A Novel Incremental Defect Detection Method via Elastic Heterogeneous Distillation Network
Xiangkai Shen, Jinhai Liu, Huaguang Zhang, Lin Jiang, He Zhao, Hongyu Yang
Abstract
In industrial processes, the defect data is continuously accumulated over time, and new classes of defects can arise at any time. When a well-trained model is adapted to new classes, its performance in old classes will sharply decline. To solve the above issue, a novel incremental defect detection method named elastic heterogeneous distillation network (EHD-Net) is proposed. First, an elastic knowledge transfer method is proposed to selectively transfer the core features of the old classes, so that the old knowledge is retained and new knowledge is effectively learned at the feature level. Second, warping heterogeneous distillation learning is proposed for the first time. In warping heterogeneous distillation learning, a gradient warping layer is proposed to balance the optimization direction of gradients for both old and new classes, and the proposed heterogeneous distillation learning strategy can clarify the association and difference between new and old classes, so that the rapid learning of new knowledge and comprehensive transfer of old knowledge are guaranteed at the decision level.

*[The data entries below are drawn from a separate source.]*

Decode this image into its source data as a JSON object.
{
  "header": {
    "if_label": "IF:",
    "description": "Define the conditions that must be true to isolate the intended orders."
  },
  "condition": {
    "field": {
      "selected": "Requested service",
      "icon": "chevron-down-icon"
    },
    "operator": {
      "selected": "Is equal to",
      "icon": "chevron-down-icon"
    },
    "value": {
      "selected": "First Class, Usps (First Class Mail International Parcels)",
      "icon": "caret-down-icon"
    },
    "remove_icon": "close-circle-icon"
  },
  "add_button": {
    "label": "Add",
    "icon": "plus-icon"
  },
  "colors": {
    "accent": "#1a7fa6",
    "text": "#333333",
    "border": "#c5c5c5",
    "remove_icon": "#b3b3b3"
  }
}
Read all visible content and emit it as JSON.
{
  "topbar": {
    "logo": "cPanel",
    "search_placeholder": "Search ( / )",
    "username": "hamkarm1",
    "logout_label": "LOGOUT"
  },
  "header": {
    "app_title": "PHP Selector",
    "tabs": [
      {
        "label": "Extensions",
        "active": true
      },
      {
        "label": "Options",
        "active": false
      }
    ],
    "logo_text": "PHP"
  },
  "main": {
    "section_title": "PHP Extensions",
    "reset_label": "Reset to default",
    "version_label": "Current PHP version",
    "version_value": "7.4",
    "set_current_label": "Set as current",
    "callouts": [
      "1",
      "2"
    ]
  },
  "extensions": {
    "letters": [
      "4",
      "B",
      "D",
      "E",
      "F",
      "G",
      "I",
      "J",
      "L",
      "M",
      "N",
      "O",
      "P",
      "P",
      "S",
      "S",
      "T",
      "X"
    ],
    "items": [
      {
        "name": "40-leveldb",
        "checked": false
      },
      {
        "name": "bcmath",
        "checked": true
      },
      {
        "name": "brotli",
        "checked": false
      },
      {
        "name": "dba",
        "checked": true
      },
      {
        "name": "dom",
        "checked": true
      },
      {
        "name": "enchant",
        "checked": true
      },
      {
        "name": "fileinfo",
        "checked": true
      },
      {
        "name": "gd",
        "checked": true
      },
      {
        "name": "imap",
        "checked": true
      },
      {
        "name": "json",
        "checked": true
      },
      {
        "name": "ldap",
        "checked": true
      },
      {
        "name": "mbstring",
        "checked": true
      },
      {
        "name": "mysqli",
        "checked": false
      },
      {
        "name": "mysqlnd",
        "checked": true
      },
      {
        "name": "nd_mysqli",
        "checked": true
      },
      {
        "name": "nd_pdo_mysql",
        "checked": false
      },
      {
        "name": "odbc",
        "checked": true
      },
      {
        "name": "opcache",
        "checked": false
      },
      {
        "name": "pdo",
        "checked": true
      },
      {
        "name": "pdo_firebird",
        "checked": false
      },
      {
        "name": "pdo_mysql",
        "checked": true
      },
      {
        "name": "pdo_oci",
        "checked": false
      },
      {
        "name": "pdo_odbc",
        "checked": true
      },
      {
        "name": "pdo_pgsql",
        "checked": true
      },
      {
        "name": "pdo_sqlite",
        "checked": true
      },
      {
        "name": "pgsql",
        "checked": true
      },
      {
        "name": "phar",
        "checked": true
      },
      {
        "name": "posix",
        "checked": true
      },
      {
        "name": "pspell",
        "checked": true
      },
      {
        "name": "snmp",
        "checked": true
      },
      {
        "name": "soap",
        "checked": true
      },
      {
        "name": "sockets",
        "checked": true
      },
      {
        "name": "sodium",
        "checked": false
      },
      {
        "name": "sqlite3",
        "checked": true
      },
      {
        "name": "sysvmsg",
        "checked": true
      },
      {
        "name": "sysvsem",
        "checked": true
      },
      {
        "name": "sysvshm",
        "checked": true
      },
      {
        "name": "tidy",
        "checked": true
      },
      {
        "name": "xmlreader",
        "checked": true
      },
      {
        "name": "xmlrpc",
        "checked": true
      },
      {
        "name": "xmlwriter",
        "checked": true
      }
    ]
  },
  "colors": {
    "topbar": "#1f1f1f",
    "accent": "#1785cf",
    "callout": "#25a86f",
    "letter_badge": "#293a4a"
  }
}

Finally, a well-trained evolutionary model is employed to achieve the detection of both old and new classes. The proposed method can effectively overcome the catastrophic forgetting of old classes and guarantee the independent learning of new classes. Experimental results on two industrial datasets show that EHD-Net outperforms existing advanced methods. Note to Practitioners—The motivation for this paper is an important and highly practical issue called class-incremental defect detection. Specifically, new classes of defects always appear in industrial scenarios over time and when a well-trained detection model adapts to the new classes, its performance in the old classes decreases dramatically. To solve the above issues, an elastic heterogeneous distillation network (EHD-Net) via elastic knowledge transfer and warping heterogeneous distillation learning is proposed. The proposed method not only effectively suppresses the catastrophic forgetting of old classes while realizing the fast learning of new classes, so that the model can simultaneously achieve the high-accuracy detection of both the new and old classes without the participation of old class samples. The validity of the proposed method is verified under two industrial datasets, which fully guarantees its practical application value.